Dreher's take on the controversy is titled, "Trump Is More In Touch Than You Think," and relies on recent polling to support this analysis. Here are his conclusions: 

  • The news media have been seriously distorting public reaction to Trump’s handling of Charlottesville. Whether this is a matter of only seeing what they want to see, or a matter of the talking heads being concentrated among coastal elites of both parties, is a matter of conjecture. True, a slight majority of Americans think Trump didn’t go far enough, but judging from the coverage and commentary, you would have thought at Charlottesville, Trump met his Waterloo. It didn’t happen. Charlottesville is not nearly a big a deal to Americans as it is to the media and coastal elites. 
  • Trump’s disapproval rating is very high, but Charlottesville didn’t really move the needle. And he’s kept his base. 
  • Continuing to attack Confederate statues is a big loser for Democrats and liberals. A strong majority of Americans favors keeping them standing. Only liberals want to see them go. When even 44 percent of African-Americans favor leaving the statues alone, the take-them-down faction of the Left has a serious echo chamber problem. 
  • This is likely to cause them to seriously overreach. If Democrats and liberals only pay attention to the media and to each other on the statue debate, they are going to alienate a lot of people. The hostile media environment has made it very difficult for anybody to speak up for keeping the statues, even though that is a majority opinion in America. So people will keep that opinion to themselves. 
  • In turn, they may very well stew on it, angry at the liberal gatekeepers of respectable opinion either not caring about their opinion, or shutting them down as racists. 
  • Do not underestimate the power of cultural symbols to drive voter behavior. 
  • Americans have no trouble condemning white supremacists and the far right, while at the same time supporting the statues. Americans probably do not believe they are racist for wanting the statues to remain in place. 
  • Charlottesville was the first time most Americans will have been introduced to both Antifa and the Alt-Right. 
  • Trump remains an extremely divisive figure. For any Commander in Chief, the idea that six out of 10 Americans do not trust your leadership in an international crisis is potentially destabilizing. 
  • And, it’s telling that younger voters are half as likely to back Trump’s handling of Charlottesville than older voters. This is not terribly surprising, but it points to long-term problems the GOP faces reaching the young after Trump departs the scene. One way or another, Trump will leave a strong legacy when his presidency ends — one that the Republican Party will be dealing with for a long time.
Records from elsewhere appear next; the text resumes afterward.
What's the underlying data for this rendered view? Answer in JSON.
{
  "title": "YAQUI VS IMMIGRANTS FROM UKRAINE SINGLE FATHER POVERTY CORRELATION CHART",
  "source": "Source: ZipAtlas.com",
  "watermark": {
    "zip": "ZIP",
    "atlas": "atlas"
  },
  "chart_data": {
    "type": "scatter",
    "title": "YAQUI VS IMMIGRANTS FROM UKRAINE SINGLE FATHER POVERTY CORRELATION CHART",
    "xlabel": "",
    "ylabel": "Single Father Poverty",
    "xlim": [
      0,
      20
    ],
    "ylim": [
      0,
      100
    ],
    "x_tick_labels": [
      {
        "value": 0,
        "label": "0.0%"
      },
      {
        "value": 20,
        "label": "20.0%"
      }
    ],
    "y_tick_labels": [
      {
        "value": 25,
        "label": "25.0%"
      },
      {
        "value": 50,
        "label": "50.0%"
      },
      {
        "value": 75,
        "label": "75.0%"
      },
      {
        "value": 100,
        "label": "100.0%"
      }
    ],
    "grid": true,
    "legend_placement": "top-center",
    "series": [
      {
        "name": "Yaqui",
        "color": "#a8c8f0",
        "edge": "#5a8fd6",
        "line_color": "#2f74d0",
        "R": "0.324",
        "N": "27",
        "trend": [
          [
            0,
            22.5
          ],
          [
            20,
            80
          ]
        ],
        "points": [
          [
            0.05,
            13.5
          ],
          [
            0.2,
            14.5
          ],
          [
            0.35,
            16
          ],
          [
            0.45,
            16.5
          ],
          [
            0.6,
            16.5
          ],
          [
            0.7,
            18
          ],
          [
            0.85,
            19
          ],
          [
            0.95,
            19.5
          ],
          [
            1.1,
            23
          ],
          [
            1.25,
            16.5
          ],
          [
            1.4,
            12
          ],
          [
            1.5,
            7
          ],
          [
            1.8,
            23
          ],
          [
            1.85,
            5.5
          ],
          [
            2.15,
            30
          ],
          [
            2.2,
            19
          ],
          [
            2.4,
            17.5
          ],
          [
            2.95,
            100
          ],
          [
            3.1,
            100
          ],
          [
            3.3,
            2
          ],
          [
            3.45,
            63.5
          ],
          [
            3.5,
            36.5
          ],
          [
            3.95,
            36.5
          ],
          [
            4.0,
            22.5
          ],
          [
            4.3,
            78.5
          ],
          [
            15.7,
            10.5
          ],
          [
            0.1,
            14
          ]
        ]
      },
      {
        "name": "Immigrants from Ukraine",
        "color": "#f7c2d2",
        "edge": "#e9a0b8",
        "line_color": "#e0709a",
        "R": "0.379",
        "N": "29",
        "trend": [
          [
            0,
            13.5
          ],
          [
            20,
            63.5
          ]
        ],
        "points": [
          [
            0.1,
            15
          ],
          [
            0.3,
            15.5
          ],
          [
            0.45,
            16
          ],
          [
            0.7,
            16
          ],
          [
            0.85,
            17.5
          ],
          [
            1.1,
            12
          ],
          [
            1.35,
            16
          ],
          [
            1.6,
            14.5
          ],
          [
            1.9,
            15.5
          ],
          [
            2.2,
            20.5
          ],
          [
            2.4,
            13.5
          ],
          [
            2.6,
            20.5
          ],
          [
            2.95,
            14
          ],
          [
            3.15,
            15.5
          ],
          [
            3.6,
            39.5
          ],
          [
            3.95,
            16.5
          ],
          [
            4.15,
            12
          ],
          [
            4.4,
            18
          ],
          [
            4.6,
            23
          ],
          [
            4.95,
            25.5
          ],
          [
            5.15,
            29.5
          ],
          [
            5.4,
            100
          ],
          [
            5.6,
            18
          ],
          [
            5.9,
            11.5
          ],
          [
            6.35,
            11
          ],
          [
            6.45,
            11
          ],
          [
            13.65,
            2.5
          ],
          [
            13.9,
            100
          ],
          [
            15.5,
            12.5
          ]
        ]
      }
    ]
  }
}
Having now read Dreher (and the other commentary published by The American Conservative), I wish Dreher would have taken his own advice, and sought a "withdrawal from the mainstream." I think there is significant truth in Dreher's suggestion that the public doesn't want to promote the kind of social and political division that gave us Charlottesville. Instead of trying to calm the waters, however, Dreher's comments are fanning the flames of further division. 

To get back to that "rainbow" metaphor I talked about yesterday, it doesn't help for Dreher to promote never before defined oppositional groups (the so-called "alt-right" and the "antifa"), as Dreher does, as a way to help sharpen divisions that may not even exist, as the polling he cites apparently indicates. What Dreher and The American Conservative are doing will lead us further and further from what Martin Luther King, Jr. used to call "the beloved community."

That's where we should be heading. 

You can even call it the "Benedict Option" if that makes you feel better.